Many British Columbians have never heard of Mount Waddington. Can you paint us a picture of where it is and what communities you serve?
Our regional district includes communities on both Vancouver Island and the mainland. It’s a very large geographical area, with a population of about 12,000 people. Most of our population resides on Vancouver Island, in Port McNeill, Port Hardy, and Port Alice, in Alert Bay, and on adjoining islands. A small percentage of our population lives on the mainland, in communities that are only accessible by boat. A significant portion of our residents are members of the Namgis, Quatsino, Kwakiutl and Gwa’sala-‘Nakwaxda’xw First Nations.
Did you have recycling service prior to joining MMBC?
Yes, but it was a patchwork of small programs that were heavily reliant on volunteers. We were very exposed to commodity markets, and we had redundancy and inefficiencies between our various programs.
You decided to join MMBC when the program first launched in May 2014. How has this changed recycling in Mt. Waddington Regional District?
It was a game changer. Collection has always been local and remains local today. The Regional District’s role is to coordinate between the municipalities to find efficiencies, help with communication, and to provide centralized coordination and processing. MMBC really helped to strengthen our efforts.
Can you give us an example of the types of improvements you been able to implement as a result of the financial incentive you receive through the MMBC program?
Prior to joining MMBC, only two communities in the MWRD had curbside service and, given our remote location, it was very difficult and expensive to transport materials to a broker in the Lower Mainland. The financing we receive from MMBC has helped to offset our costs and strengthen operations. We moved from curbside being provided to a small minority to a significant majority. This is a big change from two years ago. We are now providing bi-weekly curbside service to nearly two-thirds of residents in MWRD, including Port McNeill and Port Hardy. Even our smaller, remote communities have depot service.
What are the challenges your program faces?
Our remote location is a challenge. Many communities are water access only – some have ferry services, but many don’t. But this challenge is also a source of strength. Our residents don’t take their recycling services for granted, and really appreciate what they have. I think this means that they take their duty to recycle, and to learn about how to recycle, more seriously than they might otherwise.
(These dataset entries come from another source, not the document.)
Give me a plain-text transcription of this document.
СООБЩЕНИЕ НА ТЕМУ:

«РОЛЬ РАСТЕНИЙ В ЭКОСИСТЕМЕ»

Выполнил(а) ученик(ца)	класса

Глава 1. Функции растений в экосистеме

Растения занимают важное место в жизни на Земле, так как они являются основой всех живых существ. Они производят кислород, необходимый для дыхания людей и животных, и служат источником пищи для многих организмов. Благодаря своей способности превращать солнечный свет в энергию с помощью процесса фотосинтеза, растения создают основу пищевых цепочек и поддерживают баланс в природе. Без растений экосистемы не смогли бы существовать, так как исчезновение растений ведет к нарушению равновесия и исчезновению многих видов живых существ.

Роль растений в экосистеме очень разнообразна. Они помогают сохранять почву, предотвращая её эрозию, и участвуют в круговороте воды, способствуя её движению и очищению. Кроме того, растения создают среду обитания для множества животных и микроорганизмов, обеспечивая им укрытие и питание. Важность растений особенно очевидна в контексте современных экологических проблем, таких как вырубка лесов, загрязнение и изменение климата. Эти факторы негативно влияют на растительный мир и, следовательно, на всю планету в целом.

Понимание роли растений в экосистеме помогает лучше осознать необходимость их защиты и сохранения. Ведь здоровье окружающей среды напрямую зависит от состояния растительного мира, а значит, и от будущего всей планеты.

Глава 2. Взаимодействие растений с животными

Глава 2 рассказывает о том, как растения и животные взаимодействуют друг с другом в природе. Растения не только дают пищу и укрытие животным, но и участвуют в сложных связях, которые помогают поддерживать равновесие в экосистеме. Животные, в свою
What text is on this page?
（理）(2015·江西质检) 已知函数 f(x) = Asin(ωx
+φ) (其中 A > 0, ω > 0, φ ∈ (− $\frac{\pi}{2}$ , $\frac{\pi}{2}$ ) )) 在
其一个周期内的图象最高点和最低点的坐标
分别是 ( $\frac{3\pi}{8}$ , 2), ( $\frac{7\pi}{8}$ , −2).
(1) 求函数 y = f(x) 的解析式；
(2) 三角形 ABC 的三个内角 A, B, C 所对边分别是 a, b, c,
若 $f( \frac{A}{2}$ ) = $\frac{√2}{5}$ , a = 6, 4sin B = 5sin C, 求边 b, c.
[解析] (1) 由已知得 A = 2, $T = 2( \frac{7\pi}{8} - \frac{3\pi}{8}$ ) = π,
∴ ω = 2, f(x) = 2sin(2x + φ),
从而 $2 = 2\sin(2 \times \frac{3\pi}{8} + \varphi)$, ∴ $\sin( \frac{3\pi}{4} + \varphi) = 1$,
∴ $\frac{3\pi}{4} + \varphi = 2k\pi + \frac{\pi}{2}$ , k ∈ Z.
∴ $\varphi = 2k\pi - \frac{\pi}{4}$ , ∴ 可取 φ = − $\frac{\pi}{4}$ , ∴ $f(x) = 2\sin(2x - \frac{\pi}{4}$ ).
Another challenge is that there is additional administration required that we have had to adapt to: audits, tracking and documentation, and reporting, for example. We didn’t have to do this in the past, so that has been an adjustment for us. On the other hand, we understand the benefit – in terms of accountability and transparency that was not there in the past. The MMBC annual report is an excellent example of that. It instilled great confidence that our extra efforts were of value, and would allow for tracking the program’s success with real data.
Was it difficult for residents to learn what is accepted under the MMBC program?
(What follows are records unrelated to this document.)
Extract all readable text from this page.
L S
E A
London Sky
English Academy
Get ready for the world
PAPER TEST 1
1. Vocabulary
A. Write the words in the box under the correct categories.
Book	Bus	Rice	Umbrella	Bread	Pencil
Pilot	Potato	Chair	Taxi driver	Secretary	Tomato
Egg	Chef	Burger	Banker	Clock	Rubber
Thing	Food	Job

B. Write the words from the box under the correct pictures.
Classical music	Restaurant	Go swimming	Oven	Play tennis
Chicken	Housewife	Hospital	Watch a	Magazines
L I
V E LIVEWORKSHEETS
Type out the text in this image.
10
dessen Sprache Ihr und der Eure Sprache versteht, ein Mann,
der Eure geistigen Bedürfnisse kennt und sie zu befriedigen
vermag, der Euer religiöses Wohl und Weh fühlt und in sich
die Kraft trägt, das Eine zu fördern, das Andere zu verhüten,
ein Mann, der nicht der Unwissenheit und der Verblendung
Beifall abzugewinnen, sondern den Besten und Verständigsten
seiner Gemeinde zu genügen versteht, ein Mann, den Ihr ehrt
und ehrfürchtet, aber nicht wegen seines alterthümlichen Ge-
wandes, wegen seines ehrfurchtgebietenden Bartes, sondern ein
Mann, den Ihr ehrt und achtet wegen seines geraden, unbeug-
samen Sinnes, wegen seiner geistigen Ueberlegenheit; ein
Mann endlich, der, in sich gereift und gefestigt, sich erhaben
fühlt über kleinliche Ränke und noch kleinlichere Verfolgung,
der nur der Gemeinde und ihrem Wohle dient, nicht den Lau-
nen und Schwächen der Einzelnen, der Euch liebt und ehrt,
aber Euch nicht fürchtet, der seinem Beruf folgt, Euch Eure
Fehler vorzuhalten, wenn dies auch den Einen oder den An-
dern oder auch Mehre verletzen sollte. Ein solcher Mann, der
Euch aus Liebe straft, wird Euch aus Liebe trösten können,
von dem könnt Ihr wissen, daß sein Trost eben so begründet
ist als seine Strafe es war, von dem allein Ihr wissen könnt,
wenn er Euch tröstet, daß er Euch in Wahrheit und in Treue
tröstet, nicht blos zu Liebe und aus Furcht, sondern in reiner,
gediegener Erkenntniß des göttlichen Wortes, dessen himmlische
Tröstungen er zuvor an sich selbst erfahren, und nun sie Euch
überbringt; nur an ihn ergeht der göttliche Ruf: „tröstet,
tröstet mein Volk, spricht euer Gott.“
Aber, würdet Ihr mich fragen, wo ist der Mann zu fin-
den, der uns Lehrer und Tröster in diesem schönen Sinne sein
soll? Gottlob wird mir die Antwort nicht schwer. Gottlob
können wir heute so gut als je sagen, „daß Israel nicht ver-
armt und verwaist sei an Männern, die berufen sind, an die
No, I don’t think it was. Residents are grateful for the ability to recycle new materials (foam packaging, glass, plastic bags and overwrap) and, because curbside was new for most people, the learning curve for what can and can’t be recycled wasn’t as steep as it might have been for communities that had to change what they had been doing for so many years.
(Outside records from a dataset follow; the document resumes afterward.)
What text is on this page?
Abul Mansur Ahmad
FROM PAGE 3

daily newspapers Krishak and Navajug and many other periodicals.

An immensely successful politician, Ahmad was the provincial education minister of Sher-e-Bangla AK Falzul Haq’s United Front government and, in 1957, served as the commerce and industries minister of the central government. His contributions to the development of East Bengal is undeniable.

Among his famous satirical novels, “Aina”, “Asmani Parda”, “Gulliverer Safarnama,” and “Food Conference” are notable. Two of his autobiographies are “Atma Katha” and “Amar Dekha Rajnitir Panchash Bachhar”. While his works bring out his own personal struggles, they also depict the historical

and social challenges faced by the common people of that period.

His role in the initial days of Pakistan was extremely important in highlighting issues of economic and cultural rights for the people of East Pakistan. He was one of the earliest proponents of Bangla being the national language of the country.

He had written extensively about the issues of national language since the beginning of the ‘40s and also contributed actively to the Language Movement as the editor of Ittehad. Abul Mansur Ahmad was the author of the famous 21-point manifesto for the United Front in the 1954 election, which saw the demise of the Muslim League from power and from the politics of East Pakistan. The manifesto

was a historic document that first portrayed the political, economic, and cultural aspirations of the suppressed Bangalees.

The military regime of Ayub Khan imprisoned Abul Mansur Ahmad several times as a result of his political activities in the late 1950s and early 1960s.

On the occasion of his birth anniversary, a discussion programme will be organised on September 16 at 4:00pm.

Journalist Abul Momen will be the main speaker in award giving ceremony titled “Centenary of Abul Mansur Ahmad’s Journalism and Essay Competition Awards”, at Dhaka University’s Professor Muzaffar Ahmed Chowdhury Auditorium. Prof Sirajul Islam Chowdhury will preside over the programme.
Can you think of any best practices that other communities or collectors might benefit from?
When our program launched, we decided to label our recycling containers with a summary of what is accepted at the curb, and what items would need to go to depot. We used adhesive labels so they can be easily changed if the material list changes at some point in the future. We also hand delivered each bin and handed off the bin in person, whenever possible, to the resident; this enabled us to have a conversation with each resident and personally deliver the literature. We put a lot of effort into roll out and training at the outset of the program, and it really paid off. This was made possible by our contractor, Fox Disposal. They invested a lot of time and lent people to aid with bin and calendar distribution. They were also very diligent about learning and abiding by the accepted materials list, investing extended hours at the program’s launch to ensure a high-level of attention could be paid to the materials collected.
You said your roll-out, communication and training efforts really paid off – can you point to specific results that demonstrate the pay off?
Our contamination rate is very low. MMBC’s audit report showed 2.3% contamination, but my guess is that on a regular basis we are below 1%, and we are very proud of that.
How else do you keep contamination low?
For curbside, we don’t have automated trucks, so this means that Fox Disposal’s collection staff can check the materials as they are being loaded. In addition, municipal depot staff at 7 Mile Recycling Centre are very knowledgeable and enthusiastic. They help greatly with keeping excluded materials out of our stream.
What has been your biggest success?
There are two successes I would highlight. First, growing curbside from a service provided to a small minority of our population to a significant majority. Second, we have been able to bring depot service to smaller communities and – as a result of MMBC helping to offset our costs – these communities now have garbage and recycling solid waste programs for the first time.